Blame Palestinian Leaders For The Plight Of Their People
Jane Eisner recent editorial asks an important question: “Should We Celebrate the 50th Anniversary of The Six Day War – Or Despair?
Ms. Eisner, why should we despair?
Israel has done nothing wrong. She offered to withdraw from most of the territory she liberated (while, as you note, defending her people from planned genocide) in 1968, but the Arab League said, “No negotiations. No recognition. No peace.”
Perhaps the Arab League objected to Israel’s desire to keep The Old City of Jerusalem. But considering the way Jordan had ethnically cleansed the area of Jews, barred entry to anyone coming from the Israeli side of the 1949 Armistice Line and desecrated Jewish holy sites and cemeteries, no one should have been surprised about Israel’s refusal to return The Old City. And, frankly, the people who instigated and lost the war shouldn’t get to dictate the terms of the peace.
The UN Economic and Social Commission for Western Asia report, rejected recently by the UN Secretary General, says that the establishment of a Palestinian state in Gaza, the West Bank and East Jerusalem would redress Palestinian grievances. But Israel offered essentially that (all of Gaza, 97% of the West Bank, and shared governance in parts of Jerusalem) in 2001/2002 (flatly rejected by Yasser Arafat) and 2008 (flatly rejected by Mahmoud Abbas).
When one considers that the 2005 withdrawal of all Israeli communities from Gaza was reciprocated by the lobbing of thousands of missiles at Israeli population centers (from Gazan population centers!) and the digging of tunnels to facilitate the abduction and murder of Jews, can one really blame Prime Minister Netanyahu for insisting that the Palestinian state be demilitarized?

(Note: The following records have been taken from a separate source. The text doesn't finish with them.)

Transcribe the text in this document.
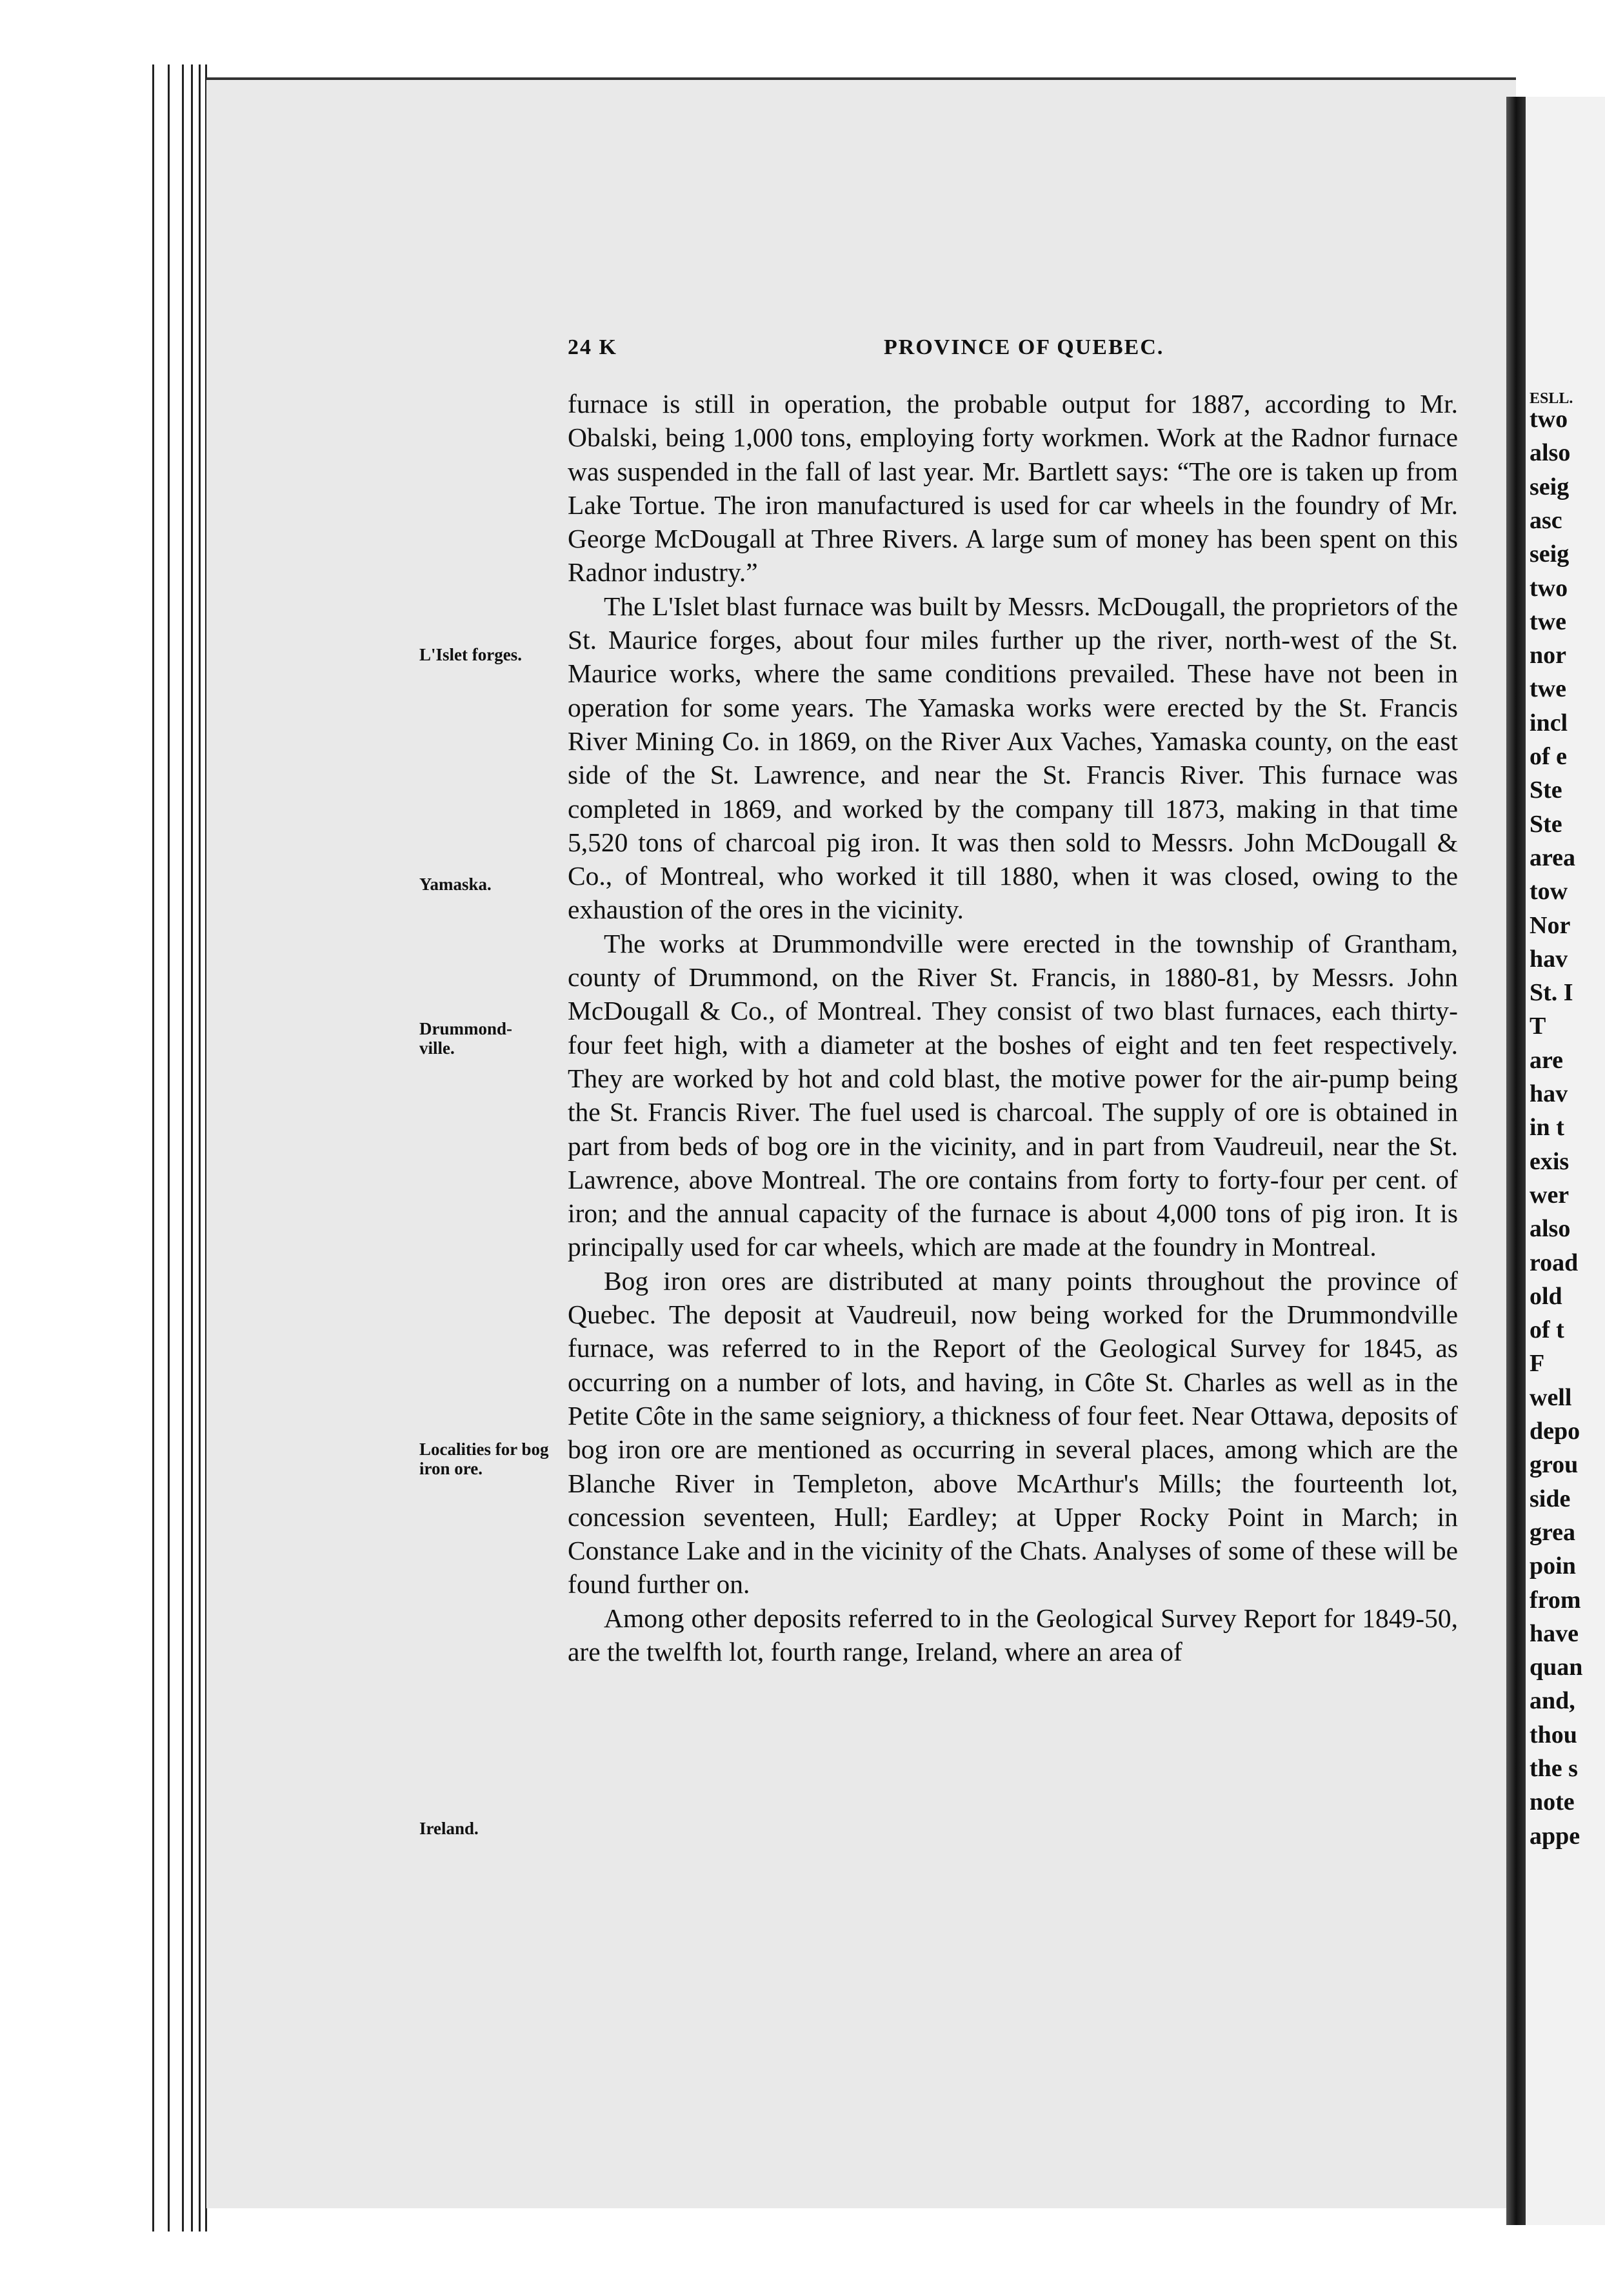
ESLL.
two
also
seig
asc
seig
two
twe
nor
twe
incl
of e
Ste
Ste
area
tow
Nor
hav
St. I
T
are
hav
in t
exis
wer
also
road
old
of t
F
well
depo
grou
side
grea
poin
from
have
quan
and,
thou
the s
note
appe
24 K	PROVINCE OF QUEBEC.
L'Islet forges.
Yamaska.
Drummond-ville.
Localities for bog iron ore.
Ireland.

furnace is still in operation, the probable output for 1887, according to Mr. Obalski, being 1,000 tons, employing forty workmen. Work at the Radnor furnace was suspended in the fall of last year. Mr. Bartlett says: “The ore is taken up from Lake Tortue. The iron manufactured is used for car wheels in the foundry of Mr. George McDougall at Three Rivers. A large sum of money has been spent on this Radnor industry.”

The L'Islet blast furnace was built by Messrs. McDougall, the proprietors of the St. Maurice forges, about four miles further up the river, north-west of the St. Maurice works, where the same conditions prevailed. These have not been in operation for some years. The Yamaska works were erected by the St. Francis River Mining Co. in 1869, on the River Aux Vaches, Yamaska county, on the east side of the St. Lawrence, and near the St. Francis River. This furnace was completed in 1869, and worked by the company till 1873, making in that time 5,520 tons of charcoal pig iron. It was then sold to Messrs. John McDougall & Co., of Montreal, who worked it till 1880, when it was closed, owing to the exhaustion of the ores in the vicinity.

The works at Drummondville were erected in the township of Grantham, county of Drummond, on the River St. Francis, in 1880-81, by Messrs. John McDougall & Co., of Montreal. They consist of two blast furnaces, each thirty-four feet high, with a diameter at the boshes of eight and ten feet respectively. They are worked by hot and cold blast, the motive power for the air-pump being the St. Francis River. The fuel used is charcoal. The supply of ore is obtained in part from beds of bog ore in the vicinity, and in part from Vaudreuil, near the St. Lawrence, above Montreal. The ore contains from forty to forty-four per cent. of iron; and the annual capacity of the furnace is about 4,000 tons of pig iron. It is principally used for car wheels, which are made at the foundry in Montreal.

Bog iron ores are distributed at many points throughout the province of Quebec. The deposit at Vaudreuil, now being worked for the Drummondville furnace, was referred to in the Report of the Geological Survey for 1845, as occurring on a number of lots, and having, in Côte St. Charles as well as in the Petite Côte in the same seigniory, a thickness of four feet. Near Ottawa, deposits of bog iron ore are mentioned as occurring in several places, among which are the Blanche River in Templeton, above McArthur's Mills; the fourteenth lot, concession seventeen, Hull; Eardley; at Upper Rocky Point in March; in Constance Lake and in the vicinity of the Chats. Analyses of some of these will be found further on.

Among other deposits referred to in the Geological Survey Report for 1849-50, are the twelfth lot, fourth range, Ireland, where an area of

The descendants of the Arabs who fled the Arab-initiated 1948 war have suffered mightily at the hands of their own leaders and those of the broader Muslim world. They are barred from citizenship and economic opportunity in most of the Muslim countries of the Middle East. Hamas uses the people of Gaza as human shields. While refusing to negotiate, Mahmoud Abbas incites his people to “violently resist the occupation,” pays stipends to murderers and their families, and insists that Israel must accept millions of people who have been raised to blame Israel for all their misfortunes. (The “refugees” will not become citizens of the future Palestinian state. This is in contrast to Israel’s having quickly absorbed and uplifted Jews expelled from their homes in Muslim countries, in numbers comparable to (probably greater than) the number of Arabs who fled the 1948 war).

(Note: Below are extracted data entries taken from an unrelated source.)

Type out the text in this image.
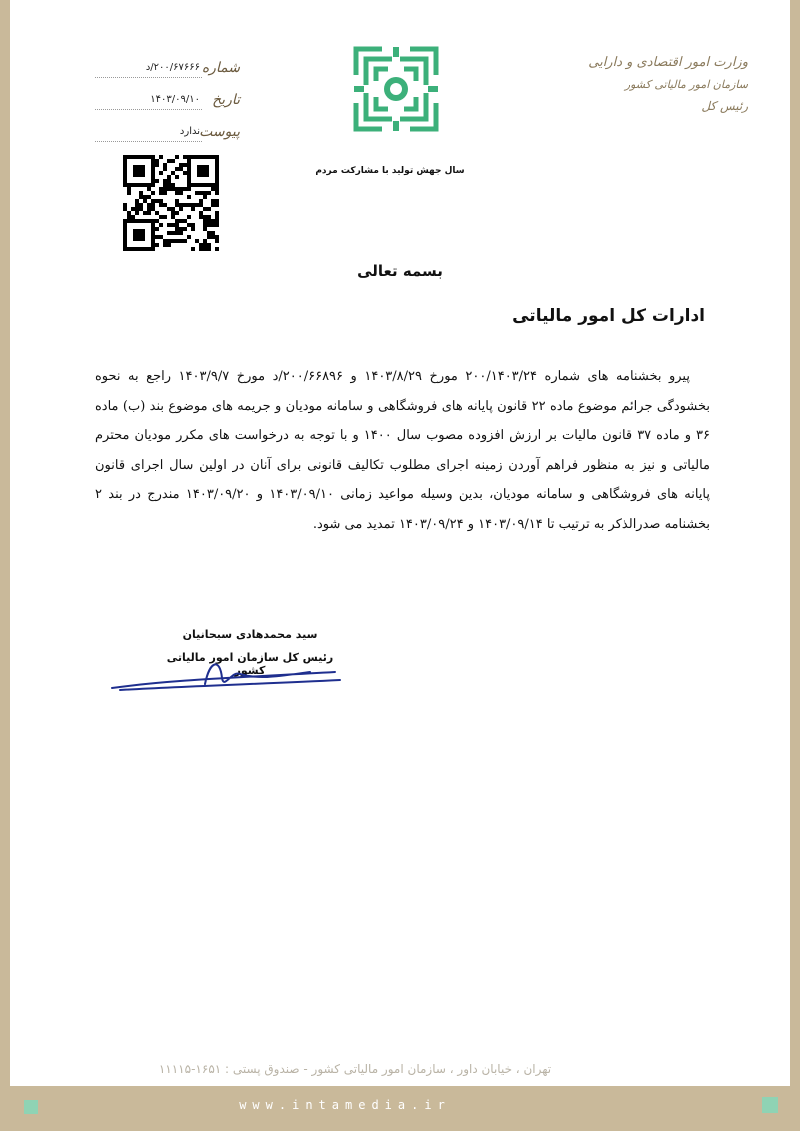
شماره
۲۰۰/۶۷۶۶۶/د
تاریخ
۱۴۰۳/۰۹/۱۰
پیوست
ندارد
سال جهش تولید با مشارکت مردم
وزارت امور اقتصادی و دارایی
سازمان امور مالیاتی کشور
رئیس کل
بسمه تعالی
ادارات کل امور مالیاتی

پیرو بخشنامه های شماره ۲۰۰/۱۴۰۳/۲۴ مورخ ۱۴۰۳/۸/۲۹ و ۲۰۰/۶۶۸۹۶/د مورخ ۱۴۰۳/۹/۷ راجع به نحوه بخشودگی جرائم موضوع ماده ۲۲ قانون پایانه های فروشگاهی و سامانه مودیان و جریمه های موضوع بند (ب) ماده ۳۶ و ماده ۳۷ قانون مالیات بر ارزش افزوده مصوب سال ۱۴۰۰ و با توجه به درخواست های مکرر مودیان محترم مالیاتی و نیز به منظور فراهم آوردن زمینه اجرای مطلوب تکالیف قانونی برای آنان در اولین سال اجرای قانون پایانه های فروشگاهی و سامانه مودیان، بدین وسیله مواعید زمانی ۱۴۰۳/۰۹/۱۰ و ۱۴۰۳/۰۹/۲۰ مندرج در بند ۲ بخشنامه صدرالذکر به ترتیب تا ۱۴۰۳/۰۹/۱۴ و ۱۴۰۳/۰۹/۲۴ تمدید می شود.

سید محمدهادی سبحانیان
رئیس کل سازمان امور مالیاتی کشور
تهران ، خیابان داور ، سازمان امور مالیاتی کشور - صندوق پستی : ۱۶۵۱-۱۱۱۱۵
www.intamedia.ir
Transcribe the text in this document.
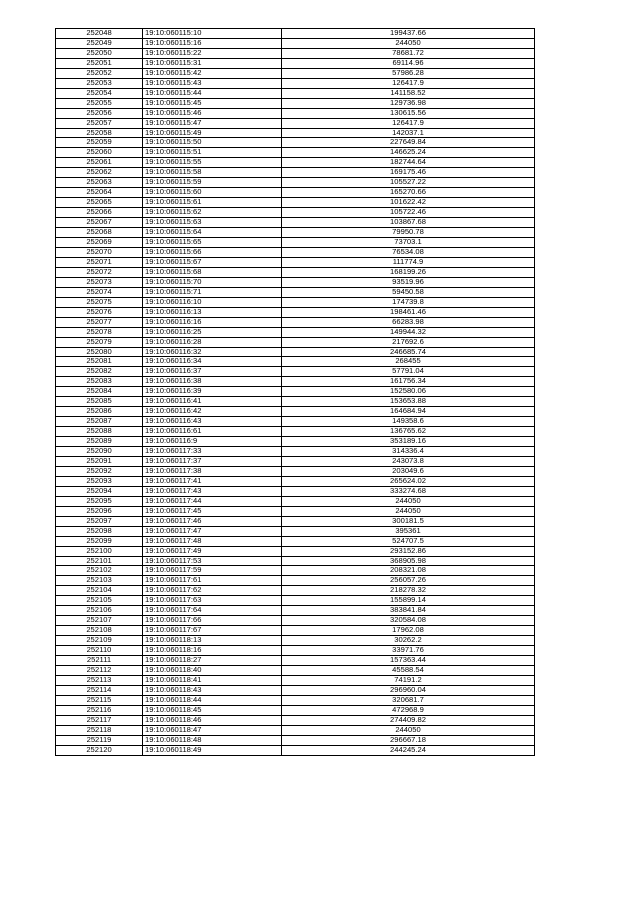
252048	19:10:060115:10	199437.66
252049	19:10:060115:16	244050
252050	19:10:060115:22	78681.72
252051	19:10:060115:31	69114.96
252052	19:10:060115:42	57986.28
252053	19:10:060115:43	126417.9
252054	19:10:060115:44	141158.52
252055	19:10:060115:45	129736.98
252056	19:10:060115:46	130615.56
252057	19:10:060115:47	126417.9
252058	19:10:060115:49	142037.1
252059	19:10:060115:50	227649.84
252060	19:10:060115:51	146625.24
252061	19:10:060115:55	182744.64
252062	19:10:060115:58	169175.46
252063	19:10:060115:59	105527.22
252064	19:10:060115:60	165270.66
252065	19:10:060115:61	101622.42
252066	19:10:060115:62	105722.46
252067	19:10:060115:63	103867.68
252068	19:10:060115:64	79950.78
252069	19:10:060115:65	73703.1
252070	19:10:060115:66	76534.08
252071	19:10:060115:67	111774.9
252072	19:10:060115:68	168199.26
252073	19:10:060115:70	93519.96
252074	19:10:060115:71	59450.58
252075	19:10:060116:10	174739.8
252076	19:10:060116:13	198461.46
252077	19:10:060116:16	66283.98
252078	19:10:060116:25	149944.32
252079	19:10:060116:28	217692.6
252080	19:10:060116:32	246685.74
252081	19:10:060116:34	268455
252082	19:10:060116:37	57791.04
252083	19:10:060116:38	161756.34
252084	19:10:060116:39	152580.06
252085	19:10:060116:41	153653.88
252086	19:10:060116:42	164684.94
252087	19:10:060116:43	149358.6
252088	19:10:060116:61	136765.62
252089	19:10:060116:9	353189.16
252090	19:10:060117:33	314336.4
252091	19:10:060117:37	243073.8
252092	19:10:060117:38	203049.6
252093	19:10:060117:41	265624.02
252094	19:10:060117:43	333274.68
252095	19:10:060117:44	244050
252096	19:10:060117:45	244050
252097	19:10:060117:46	300181.5
252098	19:10:060117:47	395361
252099	19:10:060117:48	524707.5
252100	19:10:060117:49	293152.86
252101	19:10:060117:53	368905.98
252102	19:10:060117:59	208321.08
252103	19:10:060117:61	256057.26
252104	19:10:060117:62	218278.32
252105	19:10:060117:63	155899.14
252106	19:10:060117:64	383841.84
252107	19:10:060117:66	320584.08
252108	19:10:060117:67	17962.08
252109	19:10:060118:13	30262.2
252110	19:10:060118:16	33971.76
252111	19:10:060118:27	157363.44
252112	19:10:060118:40	45588.54
252113	19:10:060118:41	74191.2
252114	19:10:060118:43	296960.04
252115	19:10:060118:44	320681.7
252116	19:10:060118:45	472968.9
252117	19:10:060118:46	274409.82
252118	19:10:060118:47	244050
252119	19:10:060118:48	296667.18
252120	19:10:060118:49	244245.24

We should celebrate Israel’s many successes, including the fact that Jewish communities have been re—established on land from which Jews were driven by Israel’s enemies. Businesses in those communities provide jobs for Palestinians and serve Palestinian customers. They should be lauded as places where the first steps toward peaceful co—existence can take root. Don’t despair; Jewish communities on 2% of the disputed land are not preventing the rehabilitation of the Palestinians. Their leaders’ refusal to accept the existence of the nation-state of the Jews in the Jews’ ancestral homeland is the problem.
Toby F. Block is the Committee for Accuracy in Middle East Reporting in America’s “Letter Writer of the Year” for 2017.